Arguably the most critic-proof picture of the decade, "Barney's Great Adventure" will delight everyone who can't wait to see it and be a grin-and-bear-it experience for those who must accompany members of the former group.
Arguably the most critic-proof picture of the decade, “Barney’s Great Adventure” will delight everyone who can’t wait to see it and be a grin-and-bear-it experience for those who must accompany members of the former group. First bigscreen outing for the love-him-or-hate-him purple dinosaur kicks off with a four-day run at Radio City Music Hall beginning this weekend, followed by general release next week on approximately 450 screens. No film could have a higher must-see rating among the 2-to-5-year-old target audience, assuring good B.O. during the Easter holiday season. All the same, pic does present some unusual distribution and exhibition challenges, in that it has zero potential to do evening business, indicating split bills in most situations after opening week. Prolonged theatrical life as a weekend matinee item is probable, but the real gold mine lies ahead in video.
Barney was launched on video 10 years ago and subsequently sold 45 million units, became the No. 1 preschool show on public TV in 1992 and emerged a major force in publishing, recording, live concerts and theme parks. There is no denying the huge popularity of the gurgly dino, who has the personality of a big, oafish kid and only wants to have fun, while also stressing the importance of using your imagination and having respect for others.
As the central figure of a sustained narrative, however, the good-natured, facially inexpressive guy in a furry suit has decided limitations. No matter how young, small fry will have little trouble identifying with the premise, in which Mom and Dad dump son Cody, daughter Abby, latter’s black best friend, Marcella, and a perennially pacified baby on the farm with Grandpa and Grandma.
Barney quickly appears to entertain the moppets, and while Abby and Marcella are delighted, the slightly older Cody is too skeptical and cool to buy into the make-believe. But when a large egg deposited on the farm by a shooting star is accidentally carted off, even Cody joins in the pursuit as the chase winds through a Main Street parade, a fancy French restaurant, a circus and a massive hot-air balloon launch before landing back on the farm.
Since the notion of conflict, the essence of drama, is essentially banished from Barney’s world, the only “suspense” derives from the hunt for the colorful egg, which will keep toddlers engaged but will surely have their chaperones glancing at their watches. Adults will at least be grateful that the action sprints around to so many locations, which varies what there is to look at onscreen.

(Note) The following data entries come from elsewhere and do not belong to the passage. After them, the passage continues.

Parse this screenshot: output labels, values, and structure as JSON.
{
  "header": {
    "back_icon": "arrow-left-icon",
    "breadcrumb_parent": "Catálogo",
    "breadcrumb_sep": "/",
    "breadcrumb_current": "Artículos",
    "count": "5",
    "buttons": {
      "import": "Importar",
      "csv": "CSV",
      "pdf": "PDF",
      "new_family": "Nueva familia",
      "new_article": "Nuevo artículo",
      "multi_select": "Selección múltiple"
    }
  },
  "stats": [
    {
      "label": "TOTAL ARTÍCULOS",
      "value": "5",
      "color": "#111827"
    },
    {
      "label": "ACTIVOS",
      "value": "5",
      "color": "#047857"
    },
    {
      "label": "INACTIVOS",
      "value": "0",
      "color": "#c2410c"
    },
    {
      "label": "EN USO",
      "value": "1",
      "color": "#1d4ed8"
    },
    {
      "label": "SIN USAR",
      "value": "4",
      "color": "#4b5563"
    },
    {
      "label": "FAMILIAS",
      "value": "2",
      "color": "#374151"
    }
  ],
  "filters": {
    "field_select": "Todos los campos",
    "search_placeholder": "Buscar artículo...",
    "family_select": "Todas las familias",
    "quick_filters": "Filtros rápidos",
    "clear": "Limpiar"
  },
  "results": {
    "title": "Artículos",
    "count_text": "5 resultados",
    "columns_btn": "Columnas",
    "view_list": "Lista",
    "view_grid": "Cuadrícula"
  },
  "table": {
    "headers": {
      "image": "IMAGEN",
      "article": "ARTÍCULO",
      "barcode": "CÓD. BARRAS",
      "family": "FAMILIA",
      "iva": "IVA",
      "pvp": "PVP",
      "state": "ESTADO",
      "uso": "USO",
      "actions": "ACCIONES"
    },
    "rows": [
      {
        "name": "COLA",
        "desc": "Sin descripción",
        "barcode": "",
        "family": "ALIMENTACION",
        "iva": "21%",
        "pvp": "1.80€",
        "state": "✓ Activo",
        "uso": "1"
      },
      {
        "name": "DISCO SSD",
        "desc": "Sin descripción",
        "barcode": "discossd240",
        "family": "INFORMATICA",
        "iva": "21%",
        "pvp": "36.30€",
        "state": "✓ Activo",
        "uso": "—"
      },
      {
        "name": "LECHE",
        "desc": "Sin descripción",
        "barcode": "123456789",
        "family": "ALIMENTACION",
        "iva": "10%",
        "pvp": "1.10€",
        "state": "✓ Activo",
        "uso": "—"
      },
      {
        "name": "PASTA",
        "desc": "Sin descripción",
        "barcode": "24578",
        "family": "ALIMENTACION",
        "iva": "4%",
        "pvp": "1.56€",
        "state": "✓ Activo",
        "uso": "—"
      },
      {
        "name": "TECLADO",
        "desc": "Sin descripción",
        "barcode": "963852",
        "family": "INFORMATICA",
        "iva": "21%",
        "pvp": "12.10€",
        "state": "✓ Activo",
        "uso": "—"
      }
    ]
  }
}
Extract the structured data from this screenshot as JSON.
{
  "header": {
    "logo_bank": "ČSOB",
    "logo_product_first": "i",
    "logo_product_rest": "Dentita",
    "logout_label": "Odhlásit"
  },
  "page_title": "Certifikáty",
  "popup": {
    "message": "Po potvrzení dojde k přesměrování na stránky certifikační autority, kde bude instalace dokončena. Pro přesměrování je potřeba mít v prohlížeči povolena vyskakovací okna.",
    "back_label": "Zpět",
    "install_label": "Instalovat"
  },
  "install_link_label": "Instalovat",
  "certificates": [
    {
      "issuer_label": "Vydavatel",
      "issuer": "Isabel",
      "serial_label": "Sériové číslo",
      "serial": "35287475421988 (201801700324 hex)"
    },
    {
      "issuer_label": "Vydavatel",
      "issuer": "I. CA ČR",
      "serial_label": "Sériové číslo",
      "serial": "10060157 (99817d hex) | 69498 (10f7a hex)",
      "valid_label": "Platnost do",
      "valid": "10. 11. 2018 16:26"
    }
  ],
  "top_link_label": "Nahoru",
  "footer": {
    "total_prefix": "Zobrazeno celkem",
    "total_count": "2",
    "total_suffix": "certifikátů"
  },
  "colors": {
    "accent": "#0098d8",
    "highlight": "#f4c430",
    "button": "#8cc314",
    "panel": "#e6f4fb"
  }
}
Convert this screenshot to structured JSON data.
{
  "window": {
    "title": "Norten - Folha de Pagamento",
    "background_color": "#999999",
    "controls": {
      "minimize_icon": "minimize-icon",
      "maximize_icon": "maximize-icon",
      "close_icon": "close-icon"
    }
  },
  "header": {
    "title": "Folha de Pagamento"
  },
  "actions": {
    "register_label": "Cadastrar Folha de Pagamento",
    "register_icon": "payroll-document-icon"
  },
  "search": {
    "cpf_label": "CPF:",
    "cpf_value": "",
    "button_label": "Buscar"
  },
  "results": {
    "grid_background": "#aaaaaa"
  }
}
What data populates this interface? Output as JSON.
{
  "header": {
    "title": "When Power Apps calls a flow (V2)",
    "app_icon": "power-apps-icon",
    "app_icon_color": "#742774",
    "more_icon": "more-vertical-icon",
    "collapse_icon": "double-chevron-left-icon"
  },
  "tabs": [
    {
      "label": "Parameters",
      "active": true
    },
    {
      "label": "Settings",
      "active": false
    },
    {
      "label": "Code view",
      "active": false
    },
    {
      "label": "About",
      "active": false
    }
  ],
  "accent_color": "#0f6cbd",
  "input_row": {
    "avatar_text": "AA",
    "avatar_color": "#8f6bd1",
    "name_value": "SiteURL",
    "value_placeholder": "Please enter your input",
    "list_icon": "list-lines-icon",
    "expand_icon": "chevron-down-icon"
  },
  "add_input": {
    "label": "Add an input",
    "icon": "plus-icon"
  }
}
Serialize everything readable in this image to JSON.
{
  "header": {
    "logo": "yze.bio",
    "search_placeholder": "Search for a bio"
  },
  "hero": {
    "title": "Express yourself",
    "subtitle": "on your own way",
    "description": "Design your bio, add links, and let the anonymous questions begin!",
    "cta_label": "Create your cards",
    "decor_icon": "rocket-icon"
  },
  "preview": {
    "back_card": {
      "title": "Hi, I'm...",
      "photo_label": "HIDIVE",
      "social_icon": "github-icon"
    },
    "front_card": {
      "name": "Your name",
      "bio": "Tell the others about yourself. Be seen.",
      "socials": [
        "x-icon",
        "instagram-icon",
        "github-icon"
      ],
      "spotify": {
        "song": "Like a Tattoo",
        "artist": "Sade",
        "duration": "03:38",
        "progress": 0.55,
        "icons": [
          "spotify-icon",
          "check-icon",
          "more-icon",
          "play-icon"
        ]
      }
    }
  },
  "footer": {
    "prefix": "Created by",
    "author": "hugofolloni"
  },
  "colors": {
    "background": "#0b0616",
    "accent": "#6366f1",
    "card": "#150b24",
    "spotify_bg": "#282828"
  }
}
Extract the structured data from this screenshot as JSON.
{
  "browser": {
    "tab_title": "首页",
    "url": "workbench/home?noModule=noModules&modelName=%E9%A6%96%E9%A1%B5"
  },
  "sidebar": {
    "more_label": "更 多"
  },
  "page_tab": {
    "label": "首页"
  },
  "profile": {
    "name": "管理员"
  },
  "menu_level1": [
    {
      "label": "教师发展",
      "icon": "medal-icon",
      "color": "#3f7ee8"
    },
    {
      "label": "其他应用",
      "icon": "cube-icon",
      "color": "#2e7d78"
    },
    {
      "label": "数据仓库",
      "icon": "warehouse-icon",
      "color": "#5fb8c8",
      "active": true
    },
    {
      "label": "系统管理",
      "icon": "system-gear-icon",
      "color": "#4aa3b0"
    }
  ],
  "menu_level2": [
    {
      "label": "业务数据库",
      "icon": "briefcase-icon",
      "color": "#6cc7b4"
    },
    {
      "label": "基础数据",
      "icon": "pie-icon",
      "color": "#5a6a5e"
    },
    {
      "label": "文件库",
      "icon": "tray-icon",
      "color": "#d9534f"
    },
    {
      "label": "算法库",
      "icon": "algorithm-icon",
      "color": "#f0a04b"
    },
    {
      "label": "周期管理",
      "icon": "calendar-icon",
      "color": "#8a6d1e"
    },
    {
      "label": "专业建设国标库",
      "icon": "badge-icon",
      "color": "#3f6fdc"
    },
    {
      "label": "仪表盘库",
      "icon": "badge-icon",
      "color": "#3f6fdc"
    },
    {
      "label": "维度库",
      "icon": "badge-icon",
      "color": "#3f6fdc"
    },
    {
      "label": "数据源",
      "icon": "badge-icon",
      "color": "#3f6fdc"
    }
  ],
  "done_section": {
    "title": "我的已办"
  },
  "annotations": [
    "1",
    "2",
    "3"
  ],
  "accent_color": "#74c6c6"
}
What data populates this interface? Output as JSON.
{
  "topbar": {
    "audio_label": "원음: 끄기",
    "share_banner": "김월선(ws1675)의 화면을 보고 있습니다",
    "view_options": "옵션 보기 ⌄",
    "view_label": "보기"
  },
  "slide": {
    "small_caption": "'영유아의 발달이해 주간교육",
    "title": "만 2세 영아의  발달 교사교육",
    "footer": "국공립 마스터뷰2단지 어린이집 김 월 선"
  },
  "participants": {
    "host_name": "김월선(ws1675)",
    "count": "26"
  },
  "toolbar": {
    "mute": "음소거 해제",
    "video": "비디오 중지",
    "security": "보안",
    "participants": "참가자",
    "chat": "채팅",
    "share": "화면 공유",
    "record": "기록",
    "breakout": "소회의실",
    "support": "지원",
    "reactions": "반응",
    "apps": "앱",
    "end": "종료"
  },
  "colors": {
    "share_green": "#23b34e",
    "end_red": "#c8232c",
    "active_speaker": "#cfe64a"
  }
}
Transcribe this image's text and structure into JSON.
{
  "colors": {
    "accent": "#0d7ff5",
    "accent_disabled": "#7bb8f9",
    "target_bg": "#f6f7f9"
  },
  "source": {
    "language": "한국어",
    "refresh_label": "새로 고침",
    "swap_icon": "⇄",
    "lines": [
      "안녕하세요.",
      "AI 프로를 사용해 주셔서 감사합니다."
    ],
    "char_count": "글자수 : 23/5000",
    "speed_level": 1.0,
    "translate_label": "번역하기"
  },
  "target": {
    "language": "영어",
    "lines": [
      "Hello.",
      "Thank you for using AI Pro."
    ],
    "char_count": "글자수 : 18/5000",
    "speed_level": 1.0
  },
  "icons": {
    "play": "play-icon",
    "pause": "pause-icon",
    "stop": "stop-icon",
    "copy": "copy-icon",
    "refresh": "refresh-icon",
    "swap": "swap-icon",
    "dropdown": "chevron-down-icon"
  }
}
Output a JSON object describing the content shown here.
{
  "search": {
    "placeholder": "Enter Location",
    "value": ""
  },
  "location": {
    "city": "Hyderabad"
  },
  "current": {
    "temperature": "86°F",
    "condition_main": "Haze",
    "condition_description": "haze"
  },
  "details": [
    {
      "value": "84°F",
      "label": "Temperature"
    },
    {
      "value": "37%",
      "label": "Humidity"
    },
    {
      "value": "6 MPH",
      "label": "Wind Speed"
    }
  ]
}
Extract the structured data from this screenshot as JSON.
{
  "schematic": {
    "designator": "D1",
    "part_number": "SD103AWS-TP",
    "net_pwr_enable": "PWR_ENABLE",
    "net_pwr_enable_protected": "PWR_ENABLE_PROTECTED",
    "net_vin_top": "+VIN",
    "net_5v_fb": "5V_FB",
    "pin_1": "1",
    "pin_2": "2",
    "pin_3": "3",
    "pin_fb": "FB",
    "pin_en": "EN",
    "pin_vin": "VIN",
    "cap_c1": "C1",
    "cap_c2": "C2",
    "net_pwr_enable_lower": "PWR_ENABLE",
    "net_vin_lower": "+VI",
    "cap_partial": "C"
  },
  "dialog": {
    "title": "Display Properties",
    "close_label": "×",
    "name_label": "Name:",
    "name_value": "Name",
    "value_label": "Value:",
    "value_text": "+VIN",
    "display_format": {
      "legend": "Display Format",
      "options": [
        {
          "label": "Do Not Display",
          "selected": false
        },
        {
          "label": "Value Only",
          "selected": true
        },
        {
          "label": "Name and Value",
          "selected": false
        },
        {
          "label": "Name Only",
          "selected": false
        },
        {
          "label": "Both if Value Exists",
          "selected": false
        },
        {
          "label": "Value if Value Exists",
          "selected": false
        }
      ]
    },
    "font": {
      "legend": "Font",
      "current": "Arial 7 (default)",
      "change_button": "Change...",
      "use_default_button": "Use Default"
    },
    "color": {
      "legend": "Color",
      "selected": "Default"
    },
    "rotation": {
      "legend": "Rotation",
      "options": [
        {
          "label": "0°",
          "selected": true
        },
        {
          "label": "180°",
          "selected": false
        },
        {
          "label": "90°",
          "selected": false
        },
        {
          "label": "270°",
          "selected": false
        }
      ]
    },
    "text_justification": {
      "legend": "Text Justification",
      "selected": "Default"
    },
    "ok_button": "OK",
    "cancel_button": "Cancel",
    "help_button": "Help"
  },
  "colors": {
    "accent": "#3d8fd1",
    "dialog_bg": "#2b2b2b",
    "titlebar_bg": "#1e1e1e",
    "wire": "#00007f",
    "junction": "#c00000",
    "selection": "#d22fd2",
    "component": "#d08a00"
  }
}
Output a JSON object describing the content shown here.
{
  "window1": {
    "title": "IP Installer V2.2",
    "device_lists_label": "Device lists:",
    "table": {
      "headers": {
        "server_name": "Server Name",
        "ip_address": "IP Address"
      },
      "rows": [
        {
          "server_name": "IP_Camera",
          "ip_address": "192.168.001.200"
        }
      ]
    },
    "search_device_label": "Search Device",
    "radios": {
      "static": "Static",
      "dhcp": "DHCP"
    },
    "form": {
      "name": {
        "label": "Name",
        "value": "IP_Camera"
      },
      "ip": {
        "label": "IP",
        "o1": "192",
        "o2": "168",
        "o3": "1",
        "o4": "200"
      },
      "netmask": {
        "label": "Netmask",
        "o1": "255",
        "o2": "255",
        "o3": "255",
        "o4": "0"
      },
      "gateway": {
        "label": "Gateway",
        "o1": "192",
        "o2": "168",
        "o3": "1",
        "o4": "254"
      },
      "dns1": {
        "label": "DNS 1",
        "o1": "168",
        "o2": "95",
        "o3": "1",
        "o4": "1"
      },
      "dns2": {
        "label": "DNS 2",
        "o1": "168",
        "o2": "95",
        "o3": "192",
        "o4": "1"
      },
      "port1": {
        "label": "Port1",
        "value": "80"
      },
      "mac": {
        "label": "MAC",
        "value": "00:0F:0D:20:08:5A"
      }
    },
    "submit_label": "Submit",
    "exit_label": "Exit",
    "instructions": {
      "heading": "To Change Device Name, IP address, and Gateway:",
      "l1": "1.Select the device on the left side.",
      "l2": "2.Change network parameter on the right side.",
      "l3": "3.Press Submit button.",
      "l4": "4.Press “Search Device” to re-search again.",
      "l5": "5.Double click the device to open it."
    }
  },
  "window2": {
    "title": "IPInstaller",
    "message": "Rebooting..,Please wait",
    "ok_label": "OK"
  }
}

Another downside for grown-ups is the musical score, which features at least portions of more than a dozen tunes, many of them painfully familiar (“Old MacDonald,” “Twinkle, Twinkle,” etc.) and none particularly exhilarating. Cirque du Soleil choreographer Debra Brown has been severely limited in what she could do by the fact that her dancers are young children and a man in a dinosaur suit.
If director Steve Gomer had wanted to be more stylistically ambitious, some of the musical numbers do, in fact, provide interesting possibilities for montage that remain unexplored. As it is, approach is mundane and straight-faced. Tyke performers are cute enough and emote in “gee whiz” mode all the way, except for Trevor Morgan’s Cody, who holds back at first but ultimately, to be sure, has to admit that Barney is pretty cool.
Although technically superior to the low-rent Barney videos, pic, which was shot in the country near Montreal, still has a bargain-budget look.